You may know a bit about lightning rods. They were invented by Benjamin Franklin…they protect structures…but do you know what lightning rods do? Do you know if you have one on your home? These are reasonable things to know, especially if you live on the Southeast coast, which is much more prone to lightning strikes than the rest of the United States according to the National Lightning Detection Network (NLDN).
This post has a bit of everything about lightning rods, from how Ben Franklin proved that lightning was electricity to whether or not you should have a lightning rod installed in your home. It turns out lightning rods still exist and are effective, but many homes do not have them.
History of the Lightning Rod
Ben Franklin was curious about just about everything, and he was very intrigued by lightning. He was not the first scientist to note that lightning looked and acted a lot like electricity, but he was the first to prove it. This is the kite experiment with which many people are familiar.
Patience was not Franklin’s strong point, and he couldn’t wait for a church steeple to be finished in order to attract electricity. So, he decided a kite was a better alternative to reach a lightning storm. He tied a key to the kite and insulated his string-holding hand (somewhat). When the kite was in the storm, the key attracted an electrical charge, Franklin could feel the signs of electricity, and his hypothesis was confirmed. Lightning was electricity.
He later found that electricity travelling through blunt conductors had a crack or a snap, and pointed conductors were silent. This led him to believe that putting sharp points (lightning rods) at the top of buildings would minimize the effect of the electric lightning trying to reach the ground. Of course, that meant the rod would have to be grounded.
There is much more to Ben Franklin and the lightning rod then we have time to cover here, but if you are interested in more, please see the Physics Today article located here.
Lightning Rods and Grounding
Lightning, or electricity, is searching for the quickest route to the ground. If it does not have an easy route, it may strike anywhere and seeks out things that are tall to find the fastest route to the ground.

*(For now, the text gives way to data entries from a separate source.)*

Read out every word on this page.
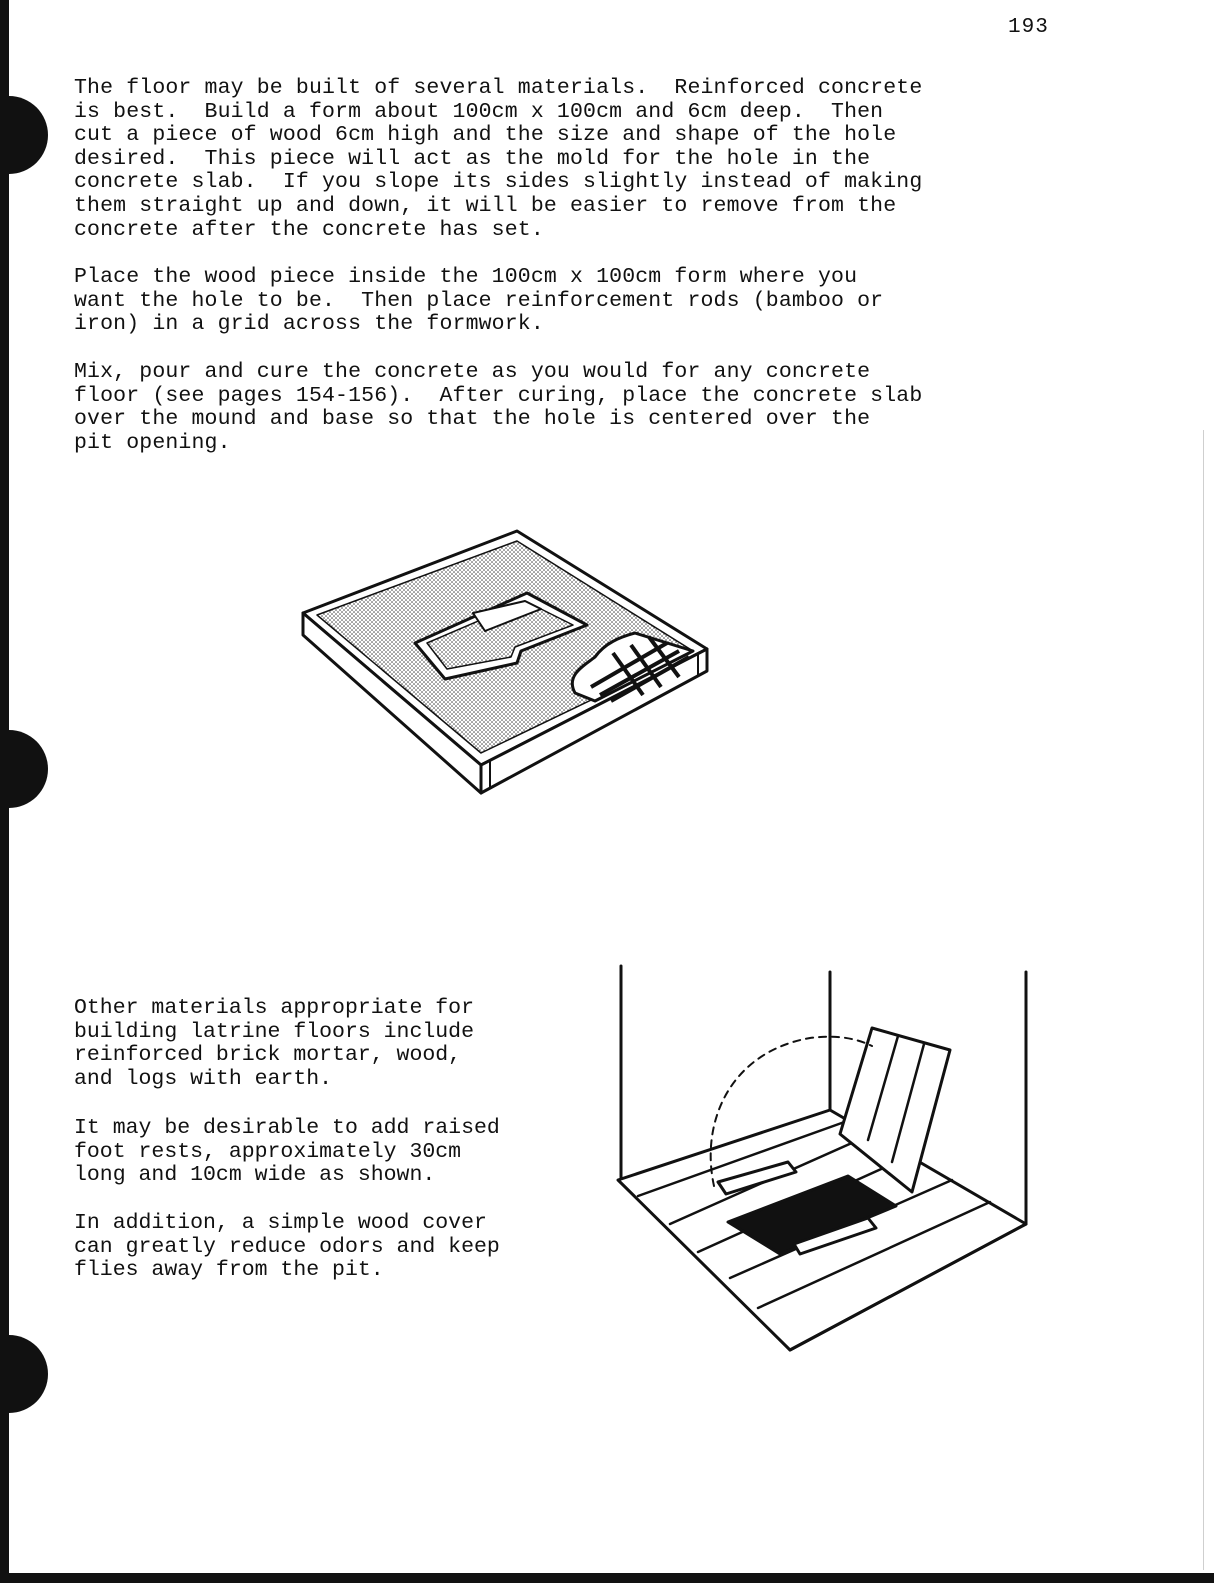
193

The floor may be built of several materials.  Reinforced concrete
is best.  Build a form about 100cm x 100cm and 6cm deep.  Then
cut a piece of wood 6cm high and the size and shape of the hole
desired.  This piece will act as the mold for the hole in the
concrete slab.  If you slope its sides slightly instead of making
them straight up and down, it will be easier to remove from the
concrete after the concrete has set.

Place the wood piece inside the 100cm x 100cm form where you
want the hole to be.  Then place reinforcement rods (bamboo or
iron) in a grid across the formwork.

Mix, pour and cure the concrete as you would for any concrete
floor (see pages 154-156).  After curing, place the concrete slab
over the mound and base so that the hole is centered over the
pit opening.

Other materials appropriate for
building latrine floors include
reinforced brick mortar, wood,
and logs with earth.

It may be desirable to add raised
foot rests, approximately 30cm
long and 10cm wide as shown.

In addition, a simple wood cover
can greatly reduce odors and keep
flies away from the pit.
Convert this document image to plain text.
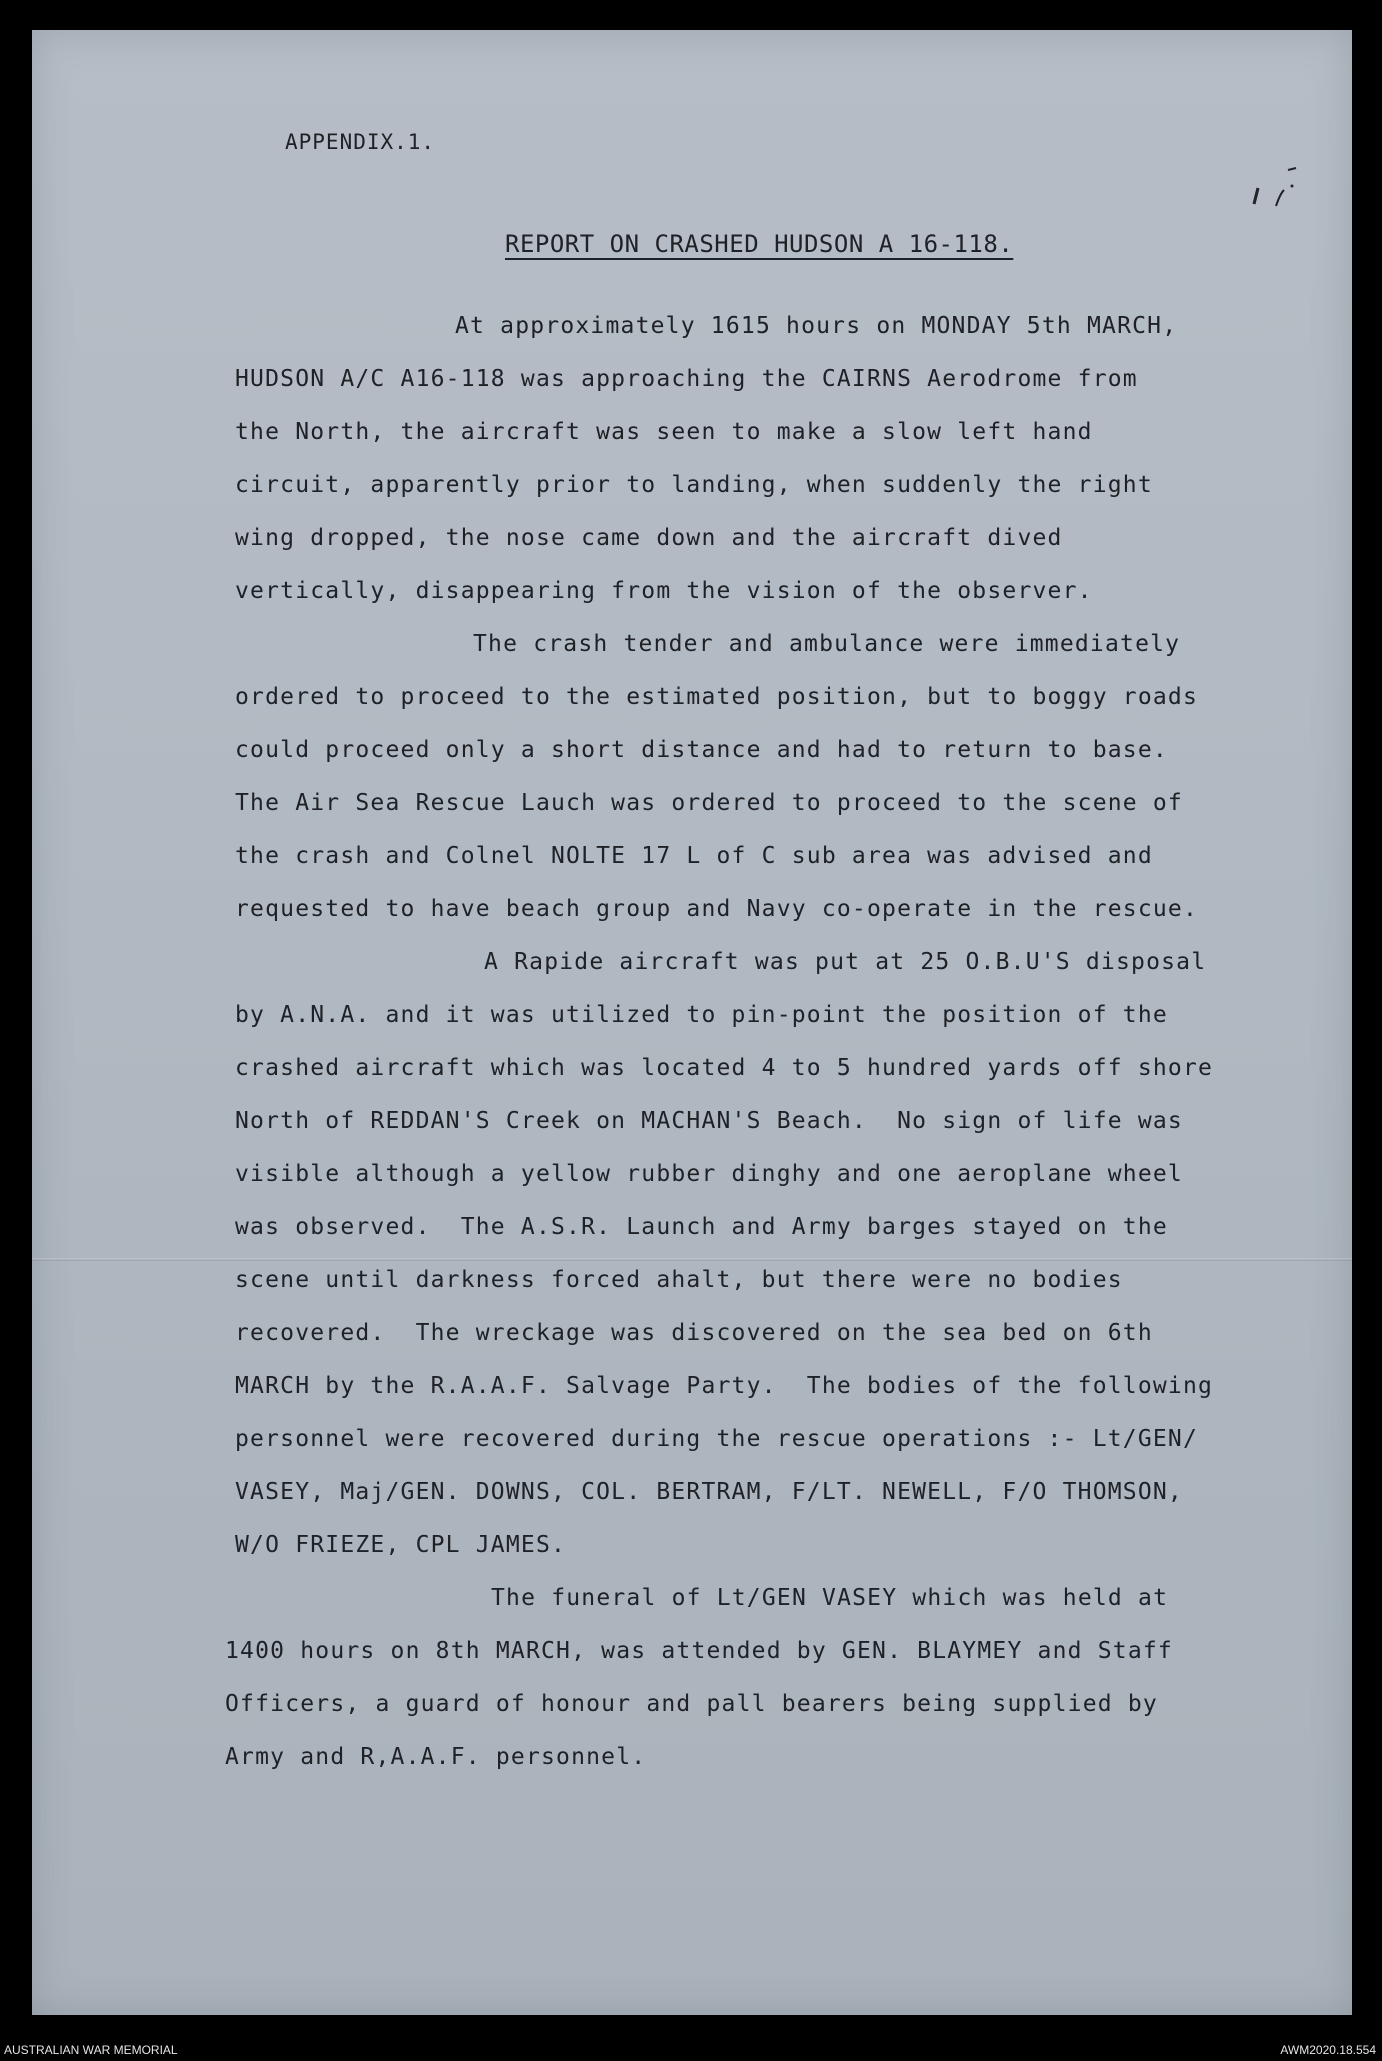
APPENDIX.1.
REPORT ON CRASHED HUDSON A 16-118.
At approximately 1615 hours on MONDAY 5th MARCH,
HUDSON A/C A16-118 was approaching the CAIRNS Aerodrome from
the North, the aircraft was seen to make a slow left hand
circuit, apparently prior to landing, when suddenly the right
wing dropped, the nose came down and the aircraft dived
vertically, disappearing from the vision of the observer.
The crash tender and ambulance were immediately
ordered to proceed to the estimated position, but to boggy roads
could proceed only a short distance and had to return to base.
The Air Sea Rescue Lauch was ordered to proceed to the scene of
the crash and Colnel NOLTE 17 L of C sub area was advised and
requested to have beach group and Navy co-operate in the rescue.
A Rapide aircraft was put at 25 O.B.U'S disposal
by A.N.A. and it was utilized to pin-point the position of the
crashed aircraft which was located 4 to 5 hundred yards off shore
North of REDDAN'S Creek on MACHAN'S Beach.  No sign of life was
visible although a yellow rubber dinghy and one aeroplane wheel
was observed.  The A.S.R. Launch and Army barges stayed on the
scene until darkness forced ahalt, but there were no bodies
recovered.  The wreckage was discovered on the sea bed on 6th
MARCH by the R.A.A.F. Salvage Party.  The bodies of the following
personnel were recovered during the rescue operations :- Lt/GEN/
VASEY, Maj/GEN. DOWNS, COL. BERTRAM, F/LT. NEWELL, F/O THOMSON,
W/O FRIEZE, CPL JAMES.
The funeral of Lt/GEN VASEY which was held at
1400 hours on 8th MARCH, was attended by GEN. BLAYMEY and Staff
Officers, a guard of honour and pall bearers being supplied by
Army and R,A.A.F. personnel.
AUSTRALIAN WAR MEMORIAL	AWM2020.18.554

Why does this happen with lightning? During a lightning storm, there is an imbalance between the charge of the sky and the charge of the ground, so electricity is attracted to that imbalance (or rather lightning is a result of that attraction)…kind of like a battery. If lightning strikes something that is not a good conductor of electricity, it heats up and causes a fire. That is why a grounded lightning rod works…it provides a path of least resistance for electricity to travel to the Earth without damaging the home…or at least reducing the damage.
Lightning rods do not attract lightning, but if lightning strikes the rod or very near the rod, it will choose to take the path of least resistance. That is why a single lightning rod may be inadequate for good protection.
Modern Lightning Rods
Lightning rods are not a thing of the past, and there are many installed on homes across the country. In fact, proper lightning protection systems have multiple lightning rods spread out across the top of the structure. You don’t see them because they aren’t the tall monstrosities that they once were. Most people won’t notice or recognize them because they are very inconspicuous.
The Lightning Protection Institute (LPI) has a certification process for lightning protection system installers, and speaking to one will allow a person to find out the specifics about how to properly protect a home.
Should You Have a Lightning Rod?
Whether or not you have a lightning protections system installed on your home is a personal choice, and it is not required by law. The effects of a lightning strike can vary from electrocution to fires to the loss of electronics. A lightning protection system is not a guarantee that lightning will not damage your home. However, it will likely mitigate the chance of any major losses.
Still, it is an investment, and if you live on the West coast in an average-height home, the risk is pretty low. Ultimately, the decision to have a lightning protections system depends on risk and worry. If you want every available protection for all natural disasters, then a lightning protection system is for you. If you live in Florida, then a lightning protection system is for you.
The chances are slim, but should lightning strike your home, a lightning protection system with multiple lightning rods is going to offer some protection. However, lightning can strike anywhere, and one lightning rod will not accomplish what a total lightning protection system will.